Thought I'd start a thread here for our furries 'having fun' with our Christmas trees or simply 'trashing' them. Please feel free to add photos as your personal disasters happen.

Here are a couple of mine but Persians are too laid back to cause havoc with the tree .............................


----------



## Siamese Kelly (Jan 6, 2008)

They need their rest C,it's very energy consuming thinking up lots of different ways to trash the trees ya know:biggrin::biggrin:S'alright when ya can put trees up


----------



## Saynamore (Feb 28, 2008)

Nah! they are always like that Kels, always lazy gits! They prefer to sit there looking pretty and posing  Unlike your Bengal for example that would be hyper and realllllly trashed the tree by now, still darent put any baubles on the bloomin thing! 
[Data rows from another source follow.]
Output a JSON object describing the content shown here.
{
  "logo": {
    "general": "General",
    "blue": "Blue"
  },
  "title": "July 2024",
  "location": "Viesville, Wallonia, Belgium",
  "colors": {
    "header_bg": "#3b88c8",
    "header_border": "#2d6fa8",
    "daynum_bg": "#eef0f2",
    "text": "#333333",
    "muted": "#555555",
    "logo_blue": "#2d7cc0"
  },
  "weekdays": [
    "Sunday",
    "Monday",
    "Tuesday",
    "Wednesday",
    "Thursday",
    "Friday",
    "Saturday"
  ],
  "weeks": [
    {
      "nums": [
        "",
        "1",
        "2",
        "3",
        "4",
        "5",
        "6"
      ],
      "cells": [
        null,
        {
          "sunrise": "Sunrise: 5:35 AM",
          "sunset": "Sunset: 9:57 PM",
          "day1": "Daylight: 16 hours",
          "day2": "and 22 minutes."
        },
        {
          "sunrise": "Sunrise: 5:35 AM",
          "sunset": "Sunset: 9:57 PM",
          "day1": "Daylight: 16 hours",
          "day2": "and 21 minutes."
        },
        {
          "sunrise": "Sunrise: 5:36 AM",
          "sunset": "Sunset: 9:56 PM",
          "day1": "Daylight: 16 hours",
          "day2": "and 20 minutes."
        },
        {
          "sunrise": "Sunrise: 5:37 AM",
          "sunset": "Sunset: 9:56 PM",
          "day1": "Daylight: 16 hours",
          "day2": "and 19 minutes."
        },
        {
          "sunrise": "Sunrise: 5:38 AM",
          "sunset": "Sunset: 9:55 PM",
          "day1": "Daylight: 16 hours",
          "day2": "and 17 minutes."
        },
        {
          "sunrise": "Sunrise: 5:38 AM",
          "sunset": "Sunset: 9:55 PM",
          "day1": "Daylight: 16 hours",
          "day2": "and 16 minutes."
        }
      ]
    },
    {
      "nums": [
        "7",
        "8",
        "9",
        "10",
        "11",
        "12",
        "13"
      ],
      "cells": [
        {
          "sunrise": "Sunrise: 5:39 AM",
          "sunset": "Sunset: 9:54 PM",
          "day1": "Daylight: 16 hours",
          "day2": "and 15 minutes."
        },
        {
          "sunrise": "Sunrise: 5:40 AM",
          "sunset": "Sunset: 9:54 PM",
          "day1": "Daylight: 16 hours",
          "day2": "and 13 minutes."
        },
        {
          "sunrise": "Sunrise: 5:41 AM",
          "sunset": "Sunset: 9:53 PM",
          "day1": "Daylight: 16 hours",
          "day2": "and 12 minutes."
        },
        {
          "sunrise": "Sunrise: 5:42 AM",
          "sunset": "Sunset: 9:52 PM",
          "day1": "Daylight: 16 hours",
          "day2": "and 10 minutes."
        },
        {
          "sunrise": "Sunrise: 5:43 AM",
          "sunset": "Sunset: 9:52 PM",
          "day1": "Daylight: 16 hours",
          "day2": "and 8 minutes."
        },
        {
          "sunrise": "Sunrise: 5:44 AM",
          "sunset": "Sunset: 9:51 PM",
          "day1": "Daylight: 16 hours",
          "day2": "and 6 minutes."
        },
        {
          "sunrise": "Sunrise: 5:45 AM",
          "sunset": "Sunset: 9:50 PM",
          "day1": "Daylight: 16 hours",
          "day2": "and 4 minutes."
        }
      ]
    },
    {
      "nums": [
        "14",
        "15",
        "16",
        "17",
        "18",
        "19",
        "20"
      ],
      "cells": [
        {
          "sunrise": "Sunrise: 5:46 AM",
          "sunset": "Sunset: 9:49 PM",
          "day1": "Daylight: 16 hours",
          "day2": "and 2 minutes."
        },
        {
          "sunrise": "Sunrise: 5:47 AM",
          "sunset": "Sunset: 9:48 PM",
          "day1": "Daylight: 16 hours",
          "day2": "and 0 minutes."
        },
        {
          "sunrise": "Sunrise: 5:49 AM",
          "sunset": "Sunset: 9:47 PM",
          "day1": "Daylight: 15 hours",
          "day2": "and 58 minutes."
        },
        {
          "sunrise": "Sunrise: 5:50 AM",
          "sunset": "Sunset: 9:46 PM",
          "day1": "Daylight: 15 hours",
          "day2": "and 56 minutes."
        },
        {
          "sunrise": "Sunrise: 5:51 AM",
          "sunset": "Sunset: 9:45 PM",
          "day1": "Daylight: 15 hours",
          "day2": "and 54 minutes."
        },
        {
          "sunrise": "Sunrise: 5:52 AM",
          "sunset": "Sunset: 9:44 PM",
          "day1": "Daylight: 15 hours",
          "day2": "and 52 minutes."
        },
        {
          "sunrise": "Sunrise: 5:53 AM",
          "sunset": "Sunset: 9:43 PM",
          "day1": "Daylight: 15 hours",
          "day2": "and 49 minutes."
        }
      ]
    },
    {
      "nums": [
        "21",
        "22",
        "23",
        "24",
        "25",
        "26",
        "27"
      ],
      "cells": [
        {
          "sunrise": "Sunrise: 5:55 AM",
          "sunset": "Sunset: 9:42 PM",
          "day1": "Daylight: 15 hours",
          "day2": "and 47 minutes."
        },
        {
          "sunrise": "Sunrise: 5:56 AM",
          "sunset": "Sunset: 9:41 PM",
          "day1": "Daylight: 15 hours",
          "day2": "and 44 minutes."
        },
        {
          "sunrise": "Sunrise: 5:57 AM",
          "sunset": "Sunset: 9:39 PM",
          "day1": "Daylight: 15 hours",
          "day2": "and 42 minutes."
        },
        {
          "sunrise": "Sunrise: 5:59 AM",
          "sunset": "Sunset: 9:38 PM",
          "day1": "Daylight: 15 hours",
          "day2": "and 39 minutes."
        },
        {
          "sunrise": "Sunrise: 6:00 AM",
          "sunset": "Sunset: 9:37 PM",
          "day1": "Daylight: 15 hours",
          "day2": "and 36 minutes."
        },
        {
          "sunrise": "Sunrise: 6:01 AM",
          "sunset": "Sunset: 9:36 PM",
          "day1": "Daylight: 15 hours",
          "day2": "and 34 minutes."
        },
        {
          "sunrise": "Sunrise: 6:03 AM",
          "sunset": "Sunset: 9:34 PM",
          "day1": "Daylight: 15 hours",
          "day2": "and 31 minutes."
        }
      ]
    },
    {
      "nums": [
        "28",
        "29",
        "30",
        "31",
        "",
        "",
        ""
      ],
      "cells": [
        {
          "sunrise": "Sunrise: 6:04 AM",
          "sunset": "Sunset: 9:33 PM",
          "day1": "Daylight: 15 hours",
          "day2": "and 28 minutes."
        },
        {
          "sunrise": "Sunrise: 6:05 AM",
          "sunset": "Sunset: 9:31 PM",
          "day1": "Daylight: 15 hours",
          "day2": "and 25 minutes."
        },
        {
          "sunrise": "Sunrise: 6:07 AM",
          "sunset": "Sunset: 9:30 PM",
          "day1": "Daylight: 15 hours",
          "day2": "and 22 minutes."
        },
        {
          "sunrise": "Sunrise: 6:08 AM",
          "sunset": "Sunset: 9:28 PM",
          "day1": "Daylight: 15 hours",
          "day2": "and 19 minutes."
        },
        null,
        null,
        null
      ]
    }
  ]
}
Come on folks, give us some pics of your Christmas tree disasters this year! , pmsl


----------



## Abooksigun (Oct 16, 2008)

Awwww bless 'em C x How cute are they!!?


----------



## lymorelynn (Oct 4, 2008)

No disasters yet!! Did catch Mai Tai half way up the tree the other day but the water spray seems to work pretty well.


----------



## KarenHSmith (Apr 20, 2008)

Well.. The cat, decided to try to get in the tree yestarday & she suceeded!! I have a video of her!!


----------



## Saynamore (Feb 28, 2008)

lymorelynn said:


> No disasters yet!! Did catch Mai Tai half way up the tree the other day but the water spray seems to work pretty well.
> View attachment 13512


Oh you're very brave Lynn having all them baubles, lol


----------



## colliemerles (Nov 2, 2007)

where do my crackers keep dissapearing to,?????????????????......


----------



## Saynamore (Feb 28, 2008)

Love the colour of your tree Colls, very chic! Cat's a gorgeous colour too, lol


----------



## colliemerles (Nov 2, 2007)

Saynamore said:


> Love the colour of your tree Colls, very chic! Cat's a gorgeous colour too, lol


thank you ,i painted the frontroom in shades of brown last year, so brought a new chocolate tree to match,lol, it did look nice but dizzy has re arranged the crackers , lights and tinsel,the baubles are all chocolate brown to,


----------



## kelly-joy (Oct 14, 2008)

Aww bless them.You have got to love them no matter what they do don't you


----------



## pinkbutterflys (Nov 18, 2008)

kiwi and bam said enough is enough the tree HAS to come down!


----------